I am working on some new approaches to telling consistent visual stories around the API Lifecycle, and I have a list of small little common API testing scenarios I will be working through as stories here on API Evangelist but then also via the Postman blog and learning center. The first one I did was on testing for API keys, and this one is about testing for the payload size of an API response. This is something I wanted to explore from a consumer vantage point, but also as part of the design process, and operations.
If I want to enforce a size limitation on API responses I could start with creating a Spectral rule that would check for size constraints on my OpenAPI contract, which could be checked for during design and development, but also enforced at the CI/CD pipeline as well. This approach would help educate API designers and developers about keeping the payloads efficient, and allow for mandating when desired.
While this is unlikely to actually restrict API responses from being too large, it does provide a learning opportunity earlier on in the lifecycle for developers. The next dimension of testing the size of the payload can occur after the API is in production, layering on size constraints as part of contract tests, and developing performance and load testing that explores the scope of responses for each API operation. I can then run these tests manually, using runners, or scheduling via monitors.
Now we are testing the instance of the API, rather than just the surface area or design of the API. What if I want to go further? What if I want to actually test the configuration of my gateway for configuration that will introduce size constraints for my API. I am actually looking to be able to get all available size configurations via the API for my API gateway. I may want to do this after the API is in production, but also explore what the opportunities for shift left are.

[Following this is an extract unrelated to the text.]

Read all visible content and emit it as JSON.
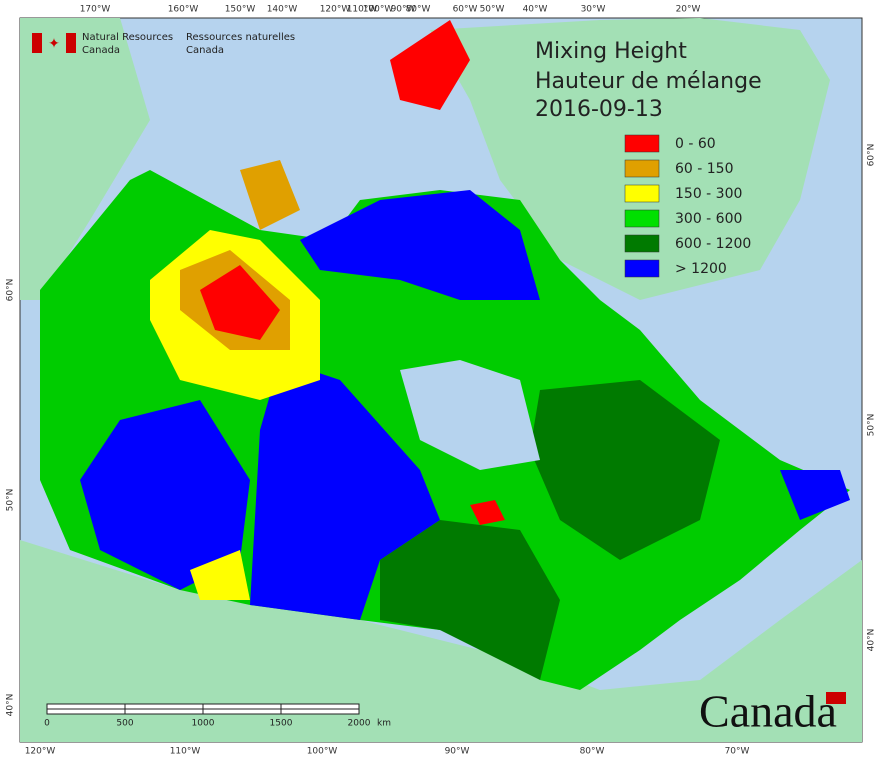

Knowing what size configurations exist for my gateway is a good start. Being able to automate testing on these configurations across gateways and APIs published to them is even better. If a configuration is available we can even possibly update it, if things are within ideal and known conditions. Next, I am looking to just make sense of what is happening across these three dimensions of testing the size of each API response as part of my existing APM and reporting.
Even if I am not automating the testing of the gateway, I am guessing I can still inform the design and development of an API with what we learn as part of this exercise. It will take some work to assemble a suite of tests to demonstrate this, and gets exponentially more challenging when you consider multiple gateways. As with all of my governance challenges, I am looking for multiple dimensions in which I can test across the surface area of an API, the behavior of a specific instance of an API, as well as the gateway and other operational elements around an API.
I am looking to explore even more areas like I did with testing for API keys and testing for the size of each API response payload. I am looking to explore a variety of API testing scenarios, while pushing the scope of what we consider testing to be. I am interested in pushing forward the standard testing approaches I have available, while also evolving how I use our lifecycle diagram tool to provide accompanying visuals for each testing blueprint.